Mantineia is historically the most interesting city of Arcadia; and yet I had twice looked from its walls through those deep gorges to the north, knowing that just through the first one, almost in sight, lay old Orchomenos, and longed to pass through that gateway, but had been prevented by other claims upon my time. But in the summer of 1895 I was allowed the delight of seven days in the saddle with two pleasant companions in these uplands where reality is more inspiring than the Louis Quatorze fictions that have been thrown around the name of Arcadia.
To one accustomed to arid Attica and Argolis, the abundance of water and trees in this region is most striking. The three great northern mountains look bare enough at their tops; but they reach up and draw down from the sky that store of moisture which Pentelicus and Arachnæon are impotent to procure. Everywhere about them are rippling streams lined with plane-trees, with here and there a magnificent chestnut grove, and mountains covered with forests of pine and fir. Fields of maize (with here and there a patch of hemp), watered by thousands of little streams, diverted from the brooks, remind us of home. Around Nonakris, which was almost the farthest point north reached in our journey, is a wild tangle of vegetation which makes it difficult to keep the paths, which follow along the streams, from becoming overgrown and impassable. From this tangle we snatched many luscious blackberries as we rode past, catching some briers with the berries.

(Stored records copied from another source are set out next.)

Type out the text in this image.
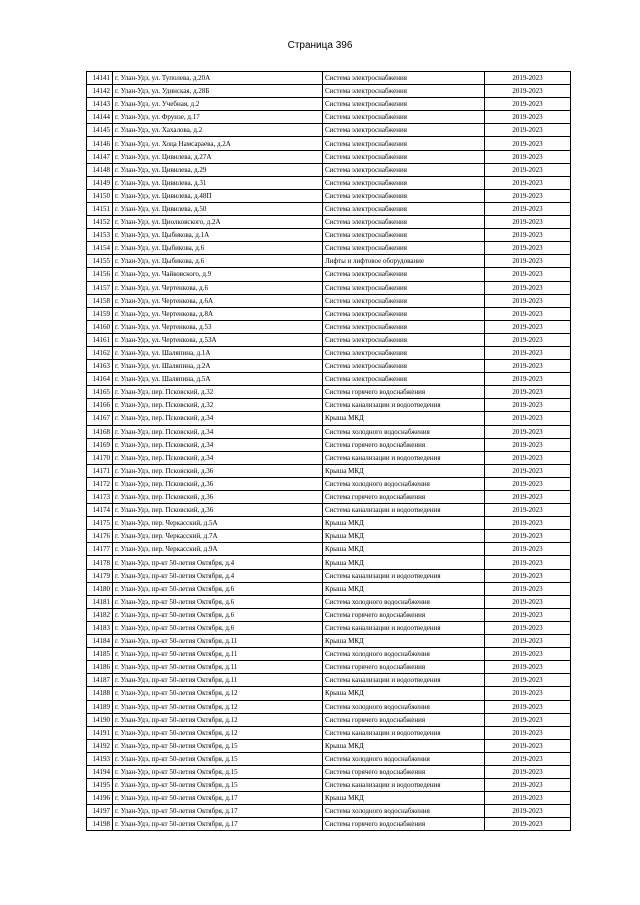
Страница 396
14141	г. Улан-Удэ, ул. Туполева, д.20А	Система электроснабжения	2019-2023
14142	г. Улан-Удэ, ул. Удинская, д.28Б	Система электроснабжения	2019-2023
14143	г. Улан-Удэ, ул. Учебная, д.2	Система электроснабжения	2019-2023
14144	г. Улан-Удэ, ул. Фрунзе, д.17	Система электроснабжения	2019-2023
14145	г. Улан-Удэ, ул. Хахалова, д.2	Система электроснабжения	2019-2023
14146	г. Улан-Удэ, ул. Хоца Намсараева, д.2А	Система электроснабжения	2019-2023
14147	г. Улан-Удэ, ул. Цивилева, д.27А	Система электроснабжения	2019-2023
14148	г. Улан-Удэ, ул. Цивилева, д.29	Система электроснабжения	2019-2023
14149	г. Улан-Удэ, ул. Цивилева, д.31	Система электроснабжения	2019-2023
14150	г. Улан-Удэ, ул. Цивилева, д.48П	Система электроснабжения	2019-2023
14151	г. Улан-Удэ, ул. Цивилева, д.50	Система электроснабжения	2019-2023
14152	г. Улан-Удэ, ул. Циолковского, д.2А	Система электроснабжения	2019-2023
14153	г. Улан-Удэ, ул. Цыбикова, д.1А	Система электроснабжения	2019-2023
14154	г. Улан-Удэ, ул. Цыбикова, д.6	Система электроснабжения	2019-2023
14155	г. Улан-Удэ, ул. Цыбикова, д.6	Лифты и лифтовое оборудование	2019-2023
14156	г. Улан-Удэ, ул. Чайковского, д.9	Система электроснабжения	2019-2023
14157	г. Улан-Удэ, ул. Чертенкова, д.6	Система электроснабжения	2019-2023
14158	г. Улан-Удэ, ул. Чертенкова, д.6А	Система электроснабжения	2019-2023
14159	г. Улан-Удэ, ул. Чертенкова, д.8А	Система электроснабжения	2019-2023
14160	г. Улан-Удэ, ул. Чертенкова, д.53	Система электроснабжения	2019-2023
14161	г. Улан-Удэ, ул. Чертенкова, д.53А	Система электроснабжения	2019-2023
14162	г. Улан-Удэ, ул. Шаляпина, д.1А	Система электроснабжения	2019-2023
14163	г. Улан-Удэ, ул. Шаляпина, д.2А	Система электроснабжения	2019-2023
14164	г. Улан-Удэ, ул. Шаляпина, д.5А	Система электроснабжения	2019-2023
14165	г. Улан-Удэ, пер. Псковский, д.32	Система горячего водоснабжения	2019-2023
14166	г. Улан-Удэ, пер. Псковский, д.32	Система канализации и водоотведения	2019-2023
14167	г. Улан-Удэ, пер. Псковский, д.34	Крыша МКД	2019-2023
14168	г. Улан-Удэ, пер. Псковский, д.34	Система холодного водоснабжения	2019-2023
14169	г. Улан-Удэ, пер. Псковский, д.34	Система горячего водоснабжения	2019-2023
14170	г. Улан-Удэ, пер. Псковский, д.34	Система канализации и водоотведения	2019-2023
14171	г. Улан-Удэ, пер. Псковский, д.36	Крыша МКД	2019-2023
14172	г. Улан-Удэ, пер. Псковский, д.36	Система холодного водоснабжения	2019-2023
14173	г. Улан-Удэ, пер. Псковский, д.36	Система горячего водоснабжения	2019-2023
14174	г. Улан-Удэ, пер. Псковский, д.36	Система канализации и водоотведения	2019-2023
14175	г. Улан-Удэ, пер. Черкасский, д.5А	Крыша МКД	2019-2023
14176	г. Улан-Удэ, пер. Черкасский, д.7А	Крыша МКД	2019-2023
14177	г. Улан-Удэ, пер. Черкасский, д.9А	Крыша МКД	2019-2023
14178	г. Улан-Удэ, пр-кт 50-летия Октября, д.4	Крыша МКД	2019-2023
14179	г. Улан-Удэ, пр-кт 50-летия Октября, д.4	Система канализации и водоотведения	2019-2023
14180	г. Улан-Удэ, пр-кт 50-летия Октября, д.6	Крыша МКД	2019-2023
14181	г. Улан-Удэ, пр-кт 50-летия Октября, д.6	Система холодного водоснабжения	2019-2023
14182	г. Улан-Удэ, пр-кт 50-летия Октября, д.6	Система горячего водоснабжения	2019-2023
14183	г. Улан-Удэ, пр-кт 50-летия Октября, д.6	Система канализации и водоотведения	2019-2023
14184	г. Улан-Удэ, пр-кт 50-летия Октября, д.11	Крыша МКД	2019-2023
14185	г. Улан-Удэ, пр-кт 50-летия Октября, д.11	Система холодного водоснабжения	2019-2023
14186	г. Улан-Удэ, пр-кт 50-летия Октября, д.11	Система горячего водоснабжения	2019-2023
14187	г. Улан-Удэ, пр-кт 50-летия Октября, д.11	Система канализации и водоотведения	2019-2023
14188	г. Улан-Удэ, пр-кт 50-летия Октября, д.12	Крыша МКД	2019-2023
14189	г. Улан-Удэ, пр-кт 50-летия Октября, д.12	Система холодного водоснабжения	2019-2023
14190	г. Улан-Удэ, пр-кт 50-летия Октября, д.12	Система горячего водоснабжения	2019-2023
14191	г. Улан-Удэ, пр-кт 50-летия Октября, д.12	Система канализации и водоотведения	2019-2023
14192	г. Улан-Удэ, пр-кт 50-летия Октября, д.15	Крыша МКД	2019-2023
14193	г. Улан-Удэ, пр-кт 50-летия Октября, д.15	Система холодного водоснабжения	2019-2023
14194	г. Улан-Удэ, пр-кт 50-летия Октября, д.15	Система горячего водоснабжения	2019-2023
14195	г. Улан-Удэ, пр-кт 50-летия Октября, д.15	Система канализации и водоотведения	2019-2023
14196	г. Улан-Удэ, пр-кт 50-летия Октября, д.17	Крыша МКД	2019-2023
14197	г. Улан-Удэ, пр-кт 50-летия Октября, д.17	Система холодного водоснабжения	2019-2023
14198	г. Улан-Удэ, пр-кт 50-летия Октября, д.17	Система горячего водоснабжения	2019-2023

Nonakris was in ruins when Pausanias visited it, but past it flowed the river Styx, the name of which is probably better known than any other Arcadian name. It was a painful and somewhat dangerous toil of about three hours from the nearest of the half-dozen villages which represent the ancient Nonakris to the foot of the famous waterfall from which the river comes down. I use the word “toil” rather than ascent, for, it being impossible to force our way up the bed of the stream, we had to climb down about half as much as up; in fact, it was, taken in the heat of noonday, a more toilsome climb than the ascent of Aroania, which we had made on the same day before daybreak.